Children with rare, inherited, life-threatening immunodeficiency disorders can now be treated with experimental gene therapy, which has been shown to be effective in restoring immunity. This research was carried out in collaboration with the National Institutes of Health.
It was found that almost 50 children who received this gene therapy restored their immunity 2-3 years later and did not need further treatment for their condition known as ADA-SCID (Combined Immune Deficiency). severe due to adenosine deaminase deficiency). These results were then published in the New England Journal of Medicine.

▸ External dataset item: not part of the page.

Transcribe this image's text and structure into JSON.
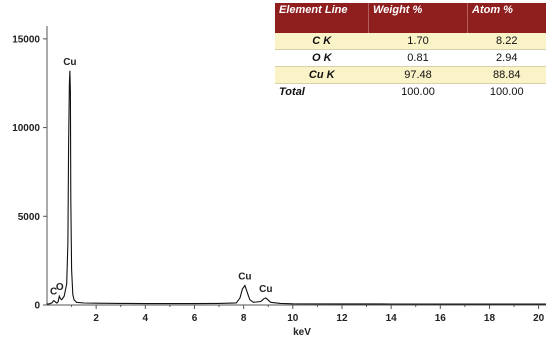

1 in 200,000 to 1,000,000 babies are observed to contract SCID disease as a newborn. This occurs due to a mutation in the mutation of the ADA gene which is responsible for stopping the activity of the enzyme adenosine deaminase. This adenosine deaminase enzyme is necessary to maintain a healthy immune system.
This disease is usually fatal within 2 to 3 years of birth if left untreated. This disease is usually associated with the immune system making the person vulnerable to many diseases which end up being fatal.
The director of the NIH’s National Institute of Allergy and Infectious Diseases (NIAID) said that, according to research, gene therapy could potentially help overcome this disease in newborns as well as children. In addition, this gene therapy is a one-time treatment after which a person can live a healthy life with an excellent immune system.
There are other ways to treat this disease as well, but no treatment works as gene therapy. Other treatments include, enzyme replacement therapy, hematopoietic stem cell transplants, etc.
The latest experiments suggest that lentiviral gene therapy is the safest of all existing gene therapies and gives better results than others. This procedure involves the insertion of the ADA gene into the patient’s own hematopoietic stem cells.
These have been shown to be effective and constitute a one-time therapy that would certainly save the lives of millions of people.